Pistols at dawn?

That looks very dramatic, doesn’t it? But I assure you that we have very amicable relations with the Information Commissioner’s Office (ICO) and have never had to think about, let alone resort to, violence!

However the relationship is complicated because although we occupy some of the same space – we both deal with information in various ways – we are usually doing different things in that space. Take regulation: ICO regulates our handling of personal data and our performance under FOI, but we regulate their performance under the Re-use of Public Sector Information Regulations. It is not beyond the bounds of possibility that we might find ourselves simultaneously dealing with a complaint against each other – but fortunately that has not yet happened.

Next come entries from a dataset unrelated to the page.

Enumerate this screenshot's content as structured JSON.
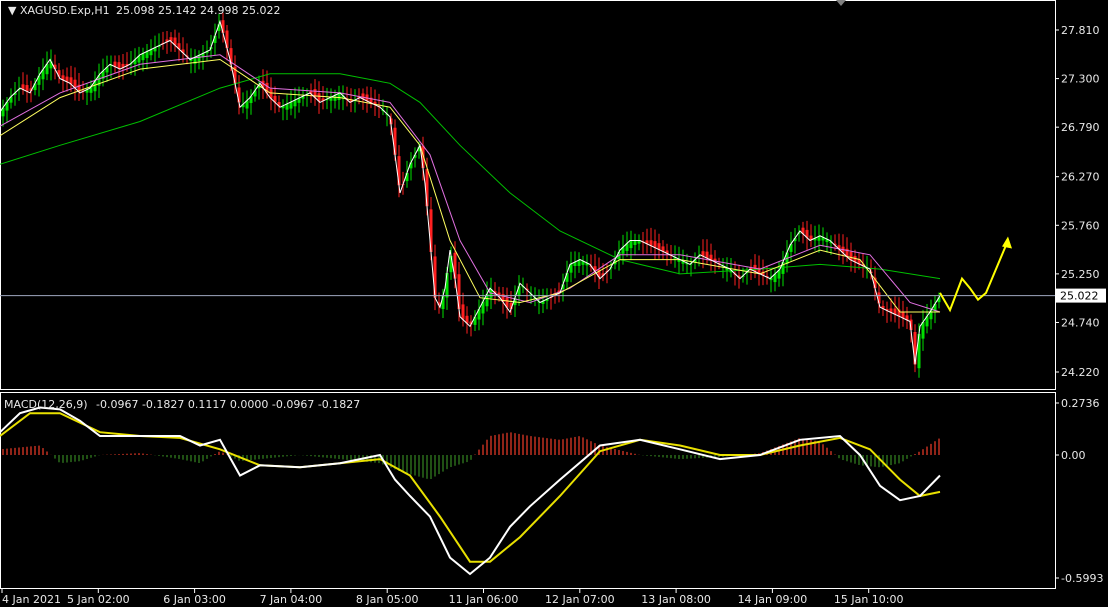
{
  "header": {
    "symbol": "XAGUSD.Exp,H1",
    "ohlc": "25.098 25.142 24.998 25.022"
  },
  "macd_header": {
    "label": "MACD(12,26,9)",
    "values": "-0.0967 -0.1827 0.1117 0.0000 -0.0967 -0.1827"
  },
  "colors": {
    "background": "#000000",
    "axis": "#ffffff",
    "bull": "#00e000",
    "bear": "#ff2020",
    "ma_fast": "#ffffff",
    "ma_mid": "#ffff60",
    "ma_slow": "#e070e0",
    "ma_long": "#00c000",
    "macd_line": "#ffffff",
    "signal_line": "#e8e000",
    "hist_pos": "#c03020",
    "hist_neg": "#2a6a1a",
    "arrow": "#ffff00",
    "current_price_line": "#a0a8c0"
  },
  "chart_data": [
    {
      "type": "candlestick",
      "title": "XAGUSD.Exp,H1",
      "ylim": [
        24.0,
        28.0
      ],
      "y_ticks": [
        "27.810",
        "27.300",
        "26.790",
        "26.270",
        "25.760",
        "25.250",
        "24.740",
        "24.220"
      ],
      "current_price": "25.022",
      "x_ticks": [
        "4 Jan 2021",
        "5 Jan 02:00",
        "6 Jan 03:00",
        "7 Jan 04:00",
        "8 Jan 05:00",
        "11 Jan 06:00",
        "12 Jan 07:00",
        "13 Jan 08:00",
        "14 Jan 09:00",
        "15 Jan 10:00"
      ],
      "close_path": [
        [
          0,
          26.95
        ],
        [
          10,
          27.1
        ],
        [
          20,
          27.2
        ],
        [
          30,
          27.15
        ],
        [
          40,
          27.35
        ],
        [
          50,
          27.5
        ],
        [
          60,
          27.3
        ],
        [
          70,
          27.25
        ],
        [
          80,
          27.15
        ],
        [
          90,
          27.2
        ],
        [
          100,
          27.35
        ],
        [
          110,
          27.45
        ],
        [
          120,
          27.4
        ],
        [
          130,
          27.45
        ],
        [
          140,
          27.55
        ],
        [
          150,
          27.6
        ],
        [
          160,
          27.65
        ],
        [
          170,
          27.7
        ],
        [
          180,
          27.6
        ],
        [
          190,
          27.5
        ],
        [
          200,
          27.55
        ],
        [
          210,
          27.6
        ],
        [
          220,
          27.9
        ],
        [
          230,
          27.5
        ],
        [
          240,
          27.0
        ],
        [
          250,
          27.1
        ],
        [
          260,
          27.25
        ],
        [
          270,
          27.1
        ],
        [
          280,
          27.0
        ],
        [
          290,
          27.05
        ],
        [
          300,
          27.1
        ],
        [
          310,
          27.15
        ],
        [
          320,
          27.05
        ],
        [
          330,
          27.1
        ],
        [
          340,
          27.15
        ],
        [
          350,
          27.05
        ],
        [
          360,
          27.1
        ],
        [
          370,
          27.05
        ],
        [
          380,
          27.0
        ],
        [
          390,
          26.9
        ],
        [
          395,
          26.5
        ],
        [
          400,
          26.1
        ],
        [
          410,
          26.4
        ],
        [
          420,
          26.6
        ],
        [
          425,
          26.2
        ],
        [
          430,
          25.6
        ],
        [
          435,
          25.0
        ],
        [
          440,
          24.9
        ],
        [
          445,
          25.1
        ],
        [
          450,
          25.5
        ],
        [
          455,
          25.2
        ],
        [
          460,
          24.8
        ],
        [
          470,
          24.7
        ],
        [
          480,
          24.9
        ],
        [
          490,
          25.1
        ],
        [
          500,
          25.0
        ],
        [
          510,
          24.85
        ],
        [
          520,
          25.15
        ],
        [
          530,
          25.05
        ],
        [
          540,
          24.95
        ],
        [
          550,
          25.0
        ],
        [
          560,
          25.05
        ],
        [
          570,
          25.35
        ],
        [
          580,
          25.4
        ],
        [
          590,
          25.35
        ],
        [
          600,
          25.2
        ],
        [
          610,
          25.3
        ],
        [
          620,
          25.5
        ],
        [
          630,
          25.6
        ],
        [
          640,
          25.6
        ],
        [
          650,
          25.55
        ],
        [
          660,
          25.5
        ],
        [
          670,
          25.45
        ],
        [
          680,
          25.4
        ],
        [
          690,
          25.35
        ],
        [
          700,
          25.45
        ],
        [
          710,
          25.4
        ],
        [
          720,
          25.35
        ],
        [
          730,
          25.3
        ],
        [
          740,
          25.2
        ],
        [
          750,
          25.3
        ],
        [
          760,
          25.25
        ],
        [
          770,
          25.2
        ],
        [
          780,
          25.3
        ],
        [
          790,
          25.55
        ],
        [
          800,
          25.7
        ],
        [
          810,
          25.6
        ],
        [
          820,
          25.65
        ],
        [
          830,
          25.6
        ],
        [
          840,
          25.5
        ],
        [
          850,
          25.4
        ],
        [
          860,
          25.35
        ],
        [
          870,
          25.3
        ],
        [
          880,
          24.9
        ],
        [
          890,
          24.85
        ],
        [
          900,
          24.8
        ],
        [
          910,
          24.75
        ],
        [
          915,
          24.3
        ],
        [
          920,
          24.7
        ],
        [
          930,
          24.85
        ],
        [
          940,
          25.02
        ]
      ],
      "ma_long": [
        [
          0,
          26.4
        ],
        [
          60,
          26.6
        ],
        [
          140,
          26.85
        ],
        [
          220,
          27.2
        ],
        [
          270,
          27.35
        ],
        [
          340,
          27.35
        ],
        [
          390,
          27.25
        ],
        [
          420,
          27.05
        ],
        [
          460,
          26.6
        ],
        [
          510,
          26.1
        ],
        [
          560,
          25.7
        ],
        [
          620,
          25.4
        ],
        [
          680,
          25.25
        ],
        [
          760,
          25.3
        ],
        [
          820,
          25.35
        ],
        [
          880,
          25.3
        ],
        [
          940,
          25.2
        ]
      ],
      "ma_mid": [
        [
          0,
          26.7
        ],
        [
          60,
          27.1
        ],
        [
          140,
          27.4
        ],
        [
          220,
          27.5
        ],
        [
          270,
          27.15
        ],
        [
          340,
          27.1
        ],
        [
          390,
          27.0
        ],
        [
          420,
          26.6
        ],
        [
          450,
          25.6
        ],
        [
          480,
          25.0
        ],
        [
          520,
          24.95
        ],
        [
          560,
          25.05
        ],
        [
          620,
          25.4
        ],
        [
          680,
          25.4
        ],
        [
          760,
          25.25
        ],
        [
          820,
          25.5
        ],
        [
          860,
          25.4
        ],
        [
          900,
          24.85
        ],
        [
          940,
          24.85
        ]
      ],
      "ma_slow": [
        [
          0,
          26.8
        ],
        [
          60,
          27.15
        ],
        [
          140,
          27.45
        ],
        [
          220,
          27.55
        ],
        [
          270,
          27.2
        ],
        [
          340,
          27.15
        ],
        [
          390,
          27.05
        ],
        [
          430,
          26.5
        ],
        [
          460,
          25.6
        ],
        [
          490,
          25.05
        ],
        [
          530,
          24.95
        ],
        [
          570,
          25.1
        ],
        [
          620,
          25.45
        ],
        [
          680,
          25.45
        ],
        [
          760,
          25.3
        ],
        [
          820,
          25.55
        ],
        [
          870,
          25.45
        ],
        [
          910,
          24.95
        ],
        [
          940,
          24.85
        ]
      ],
      "forecast_arrow": [
        [
          940,
          25.05
        ],
        [
          950,
          24.87
        ],
        [
          962,
          25.2
        ],
        [
          970,
          25.1
        ],
        [
          978,
          24.98
        ],
        [
          986,
          25.05
        ],
        [
          1008,
          25.6
        ]
      ]
    },
    {
      "type": "line",
      "title": "MACD(12,26,9)",
      "ylim": [
        -0.6,
        0.28
      ],
      "y_ticks": [
        "0.2736",
        "0.00",
        "-0.5993"
      ],
      "macd": [
        [
          0,
          0.12
        ],
        [
          20,
          0.22
        ],
        [
          40,
          0.25
        ],
        [
          60,
          0.24
        ],
        [
          80,
          0.18
        ],
        [
          100,
          0.1
        ],
        [
          140,
          0.1
        ],
        [
          180,
          0.1
        ],
        [
          200,
          0.05
        ],
        [
          220,
          0.08
        ],
        [
          240,
          -0.1
        ],
        [
          260,
          -0.05
        ],
        [
          300,
          -0.06
        ],
        [
          340,
          -0.04
        ],
        [
          380,
          0.0
        ],
        [
          395,
          -0.12
        ],
        [
          410,
          -0.2
        ],
        [
          430,
          -0.3
        ],
        [
          450,
          -0.5
        ],
        [
          470,
          -0.58
        ],
        [
          490,
          -0.5
        ],
        [
          510,
          -0.35
        ],
        [
          530,
          -0.25
        ],
        [
          560,
          -0.12
        ],
        [
          600,
          0.05
        ],
        [
          640,
          0.08
        ],
        [
          680,
          0.03
        ],
        [
          720,
          -0.02
        ],
        [
          760,
          0.0
        ],
        [
          800,
          0.08
        ],
        [
          840,
          0.1
        ],
        [
          860,
          0.0
        ],
        [
          880,
          -0.15
        ],
        [
          900,
          -0.22
        ],
        [
          920,
          -0.2
        ],
        [
          940,
          -0.1
        ]
      ],
      "signal": [
        [
          0,
          0.1
        ],
        [
          30,
          0.22
        ],
        [
          60,
          0.22
        ],
        [
          100,
          0.12
        ],
        [
          140,
          0.1
        ],
        [
          180,
          0.09
        ],
        [
          220,
          0.03
        ],
        [
          260,
          -0.05
        ],
        [
          300,
          -0.06
        ],
        [
          340,
          -0.04
        ],
        [
          380,
          -0.02
        ],
        [
          410,
          -0.1
        ],
        [
          440,
          -0.3
        ],
        [
          470,
          -0.52
        ],
        [
          490,
          -0.52
        ],
        [
          520,
          -0.4
        ],
        [
          560,
          -0.2
        ],
        [
          600,
          0.02
        ],
        [
          640,
          0.08
        ],
        [
          680,
          0.05
        ],
        [
          720,
          0.0
        ],
        [
          760,
          0.0
        ],
        [
          800,
          0.05
        ],
        [
          840,
          0.09
        ],
        [
          870,
          0.03
        ],
        [
          900,
          -0.12
        ],
        [
          920,
          -0.2
        ],
        [
          940,
          -0.18
        ]
      ],
      "histogram": [
        [
          0,
          0.03
        ],
        [
          20,
          0.04
        ],
        [
          40,
          0.05
        ],
        [
          60,
          -0.04
        ],
        [
          80,
          -0.03
        ],
        [
          100,
          0.0
        ],
        [
          140,
          0.01
        ],
        [
          180,
          -0.02
        ],
        [
          200,
          -0.04
        ],
        [
          220,
          0.02
        ],
        [
          240,
          -0.03
        ],
        [
          260,
          -0.02
        ],
        [
          300,
          0.0
        ],
        [
          340,
          -0.02
        ],
        [
          380,
          -0.04
        ],
        [
          400,
          -0.08
        ],
        [
          430,
          -0.12
        ],
        [
          450,
          -0.06
        ],
        [
          470,
          -0.03
        ],
        [
          490,
          0.1
        ],
        [
          510,
          0.12
        ],
        [
          530,
          0.1
        ],
        [
          560,
          0.08
        ],
        [
          580,
          0.1
        ],
        [
          600,
          0.05
        ],
        [
          640,
          0.0
        ],
        [
          680,
          -0.02
        ],
        [
          720,
          -0.01
        ],
        [
          760,
          0.01
        ],
        [
          800,
          0.09
        ],
        [
          820,
          0.07
        ],
        [
          840,
          -0.02
        ],
        [
          860,
          -0.05
        ],
        [
          880,
          -0.06
        ],
        [
          900,
          -0.04
        ],
        [
          920,
          0.02
        ],
        [
          940,
          0.09
        ]
      ]
    }
  ]
}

We need to work closely together on records management, particularly with regard to government departments and other bodies falling under the Public Records Act (PRA) which include, incidentally, ICO. Under the PRA, the Keeper of Public Records (our Chief Executive) guides, co-ordinates and supervises records managment in these bodies. However, there is also a code of practice on records management under section 46 of the Freedom of Information Act (FOIA) and ICO promotes and monitors government departments’ performance against it. So, we monitor their records management under PRA and they monitor our records management under FOIA and we both monitor records management in government departments. Now the last thing a busy government department needs is conflicting advice and expectations and a succession of visits to assess their performance, so we try to work together to ensure we follow a consistent line and we timetable our assessment visits carefully.

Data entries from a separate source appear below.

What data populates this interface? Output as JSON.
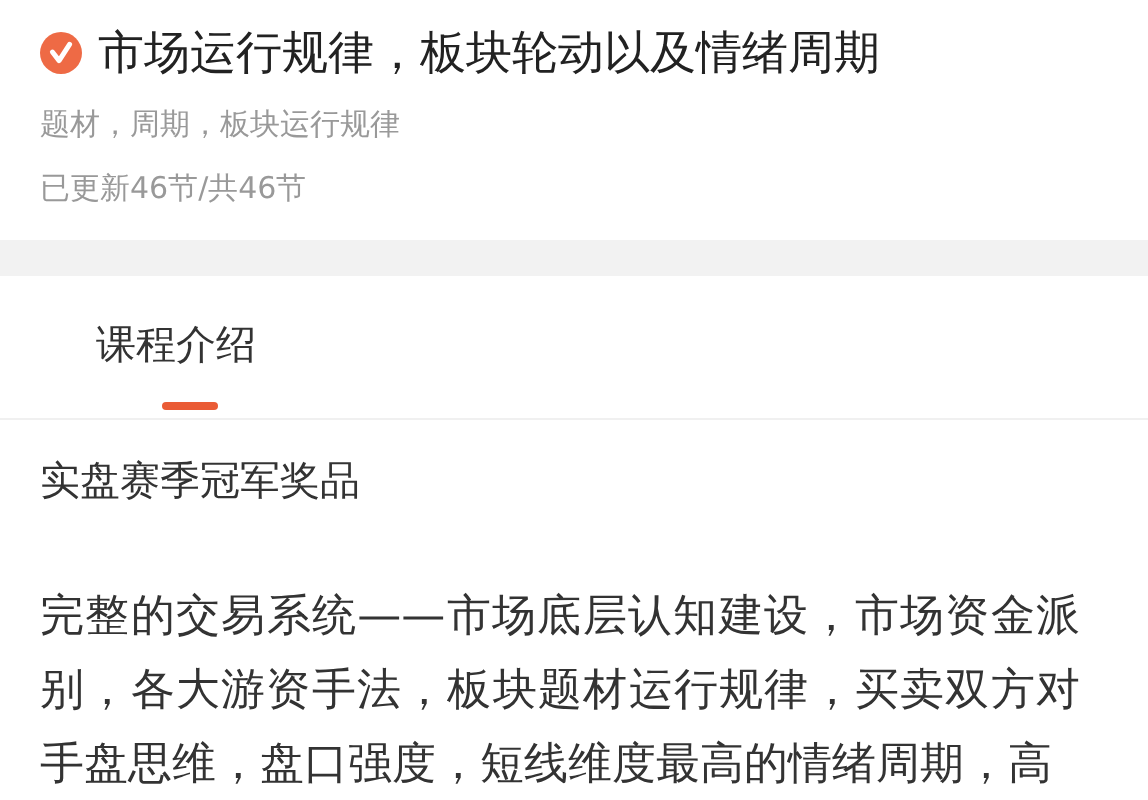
{
  "course": {
    "title": "市场运行规律，板块轮动以及情绪周期",
    "verified": true,
    "tags": "题材，周期，板块运行规律",
    "progress": "已更新46节/共46节"
  },
  "tabs": [
    {
      "label": "课程介绍",
      "selected": true
    }
  ],
  "intro": {
    "heading": "实盘赛季冠军奖品",
    "paragraph": "完整的交易系统——市场底层认知建设，市场资金派别，各大游资手法，板块题材运行规律，买卖双方对手盘思维，盘口强度，短线维度最高的情绪周期，高"
  }
}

We also need to talk to each other when a complaint received by one of us seems to fall partly within the remit of the other. In theory access and re-use are completely distinct but in practice the boundaries can be a bit fuzzy. So, we need to liaise when this happens. We also need to ensure our respective guidance on access and re-use is coherent and avoids confusing public authorities and members of the public. And we can offer specialist expertise when issues arise involving archives, which ties in well with our sector leadership role (on which colleagues have already blogged).

Oliver Morley and Christopher Graham sign the Memorandum of Understanding

Oliver Morley and Christopher Graham sign the Memorandum of Understanding

With all this going on we need more than ad hoc liaison so we have a formal agreement on how we will work together. We recently revised it and our new Memorandum of Understanding was signed a couple of weeks ago by Oliver Morley, our Chief Executive and Keeper, and Christopher Graham, the Information Commissioner.  The new Memorandum of Understanding is published on our website today.

2 comments

  1. David Matthew says:

    It seems to me to be a concern that TNA and the ICO are so closely linked. As you have said Susan there has not be a situation whereby there has been a complaint by the ICO against TNA but it seems to me that this possibility should have been addressed and a third party involved. It is part of governance that the possibility exists and in my view there should be a clear transparent policy for the public to be reassured on what happens if this situation was to arise, for example if TNA did not met the 30/20-year rule or did not give out a licence for re-use of data. As the Memorandum of Understanding states it is not legally binding.

  2. Susan Healy says:

    David, just to clarify, I said that there have not been simultaneous complaints requiring each of us to investigate the other. ICO has handled several complaints against us under the FOI Act and, as we would expect, done so with complete propriety. And that does not mean they have always found in our favour because they have not. The MoU says quite clearly in several places that it does not compromise ICO’s regulatory independence and we both recognise how important that is.